Kang Edo menilai, tindakan cepat berupa pemasangan garis polisi (police line) terhadap toko yang diduga menjual obat keras terlarang jenis Tramadol dan Hexymer (tipe G) merupakan wujud nyata kehadiran Polri dalam menjawab keresahan publik. Ia menyebut langkah tersebut mencerminkan etos kerja dan semangat baru di tubuh Polres Metro Bekasi pasca dipimpin Kapolres Metro Bekasi yang baru, Kombes Pol (KBP) Sumarni.
“Respon cepat ini adalah gambaran etos kerja baru Polri di Kabupaten Bekasi. Sejak dipimpin oleh Ibu Kapolres Kombes Pol Sumarni, kami melihat adanya semangat kerja yang lebih tegas, cepat, dan responsif terhadap pengaduan masyarakat,” ujar Kang Edo.
Menurutnya, kinerja seperti ini memang yang diharapkan oleh segenap masyarakat Kabupaten Bekasi. Masyarakat menginginkan aparat kepolisian hadir secara nyata, tidak ragu bertindak, serta konsisten dalam memberantas peredaran obat keras terlarang yang telah merusak masa depan generasi muda.
Lebih lanjut, FORTAL juga mendorong agar ke depan aparat penegak hukum dapat mengambil langkah yang lebih komprehensif dan berkelanjutan, termasuk melakukan penindakan tegas hingga penutupan terhadap kawasan-kawasan yang selama ini dikenal luas sebagai pusat peredaran obat terlarang, seperti Kampung Kavling dan Kampung Jati, dengan tetap berlandaskan hukum dan prosedur yang berlaku.

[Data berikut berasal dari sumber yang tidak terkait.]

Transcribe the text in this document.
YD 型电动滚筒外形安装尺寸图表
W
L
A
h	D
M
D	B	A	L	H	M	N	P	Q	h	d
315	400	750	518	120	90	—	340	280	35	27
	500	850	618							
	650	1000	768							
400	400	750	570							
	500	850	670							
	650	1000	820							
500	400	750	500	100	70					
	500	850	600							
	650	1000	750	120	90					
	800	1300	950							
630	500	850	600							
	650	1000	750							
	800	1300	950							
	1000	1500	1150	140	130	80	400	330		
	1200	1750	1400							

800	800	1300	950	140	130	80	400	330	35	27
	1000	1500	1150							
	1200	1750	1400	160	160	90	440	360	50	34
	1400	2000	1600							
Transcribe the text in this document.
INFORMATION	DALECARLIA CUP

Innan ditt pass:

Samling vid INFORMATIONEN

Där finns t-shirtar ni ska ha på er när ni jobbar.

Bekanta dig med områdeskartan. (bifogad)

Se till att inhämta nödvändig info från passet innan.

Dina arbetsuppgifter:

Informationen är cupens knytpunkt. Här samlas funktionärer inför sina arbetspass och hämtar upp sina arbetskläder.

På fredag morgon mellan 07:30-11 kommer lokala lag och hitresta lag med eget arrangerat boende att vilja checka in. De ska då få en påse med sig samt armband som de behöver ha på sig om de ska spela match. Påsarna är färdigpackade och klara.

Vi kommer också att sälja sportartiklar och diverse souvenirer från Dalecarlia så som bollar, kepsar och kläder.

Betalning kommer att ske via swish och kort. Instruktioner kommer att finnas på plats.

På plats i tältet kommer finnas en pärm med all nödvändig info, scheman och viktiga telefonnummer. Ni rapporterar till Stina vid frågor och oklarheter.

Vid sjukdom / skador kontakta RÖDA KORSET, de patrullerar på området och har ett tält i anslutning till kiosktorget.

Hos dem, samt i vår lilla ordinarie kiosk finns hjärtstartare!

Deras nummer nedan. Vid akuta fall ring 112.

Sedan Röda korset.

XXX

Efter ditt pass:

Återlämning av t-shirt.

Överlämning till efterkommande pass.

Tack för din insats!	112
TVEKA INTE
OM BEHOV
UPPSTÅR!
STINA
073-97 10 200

“Kami berharap tidak hanya berhenti pada satu lokasi. Sudah menjadi rahasia umum bahwa terdapat titik-titik yang diduga kuat menjadi pusat distribusi, baik sebagai pemasok di Kabupaten Bekasi maupun ke kota dan kabupaten lain di Jawa Barat. Ini harus ditangani secara serius, terukur, dan berkesinambungan,” tegasnya.
Kang Edo menambahkan, langkah tegas tersebut penting untuk memutus mata rantai peredaran obat terlarang dari hulu ke hilir, sekaligus memberikan efek jera bagi para pelaku. FORTAL, kata dia, siap mendukung penuh upaya Polri melalui sinergi dan partisipasi masyarakat.
“Langkah Polsek Serang Baru patut diapresiasi dan dijadikan contoh. Inilah Polri yang diharapkan masyarakat: cepat, tegas, dan berpihak pada keselamatan publik. Bravo Polri. Salam Presisi,” pungkas Kang Edo.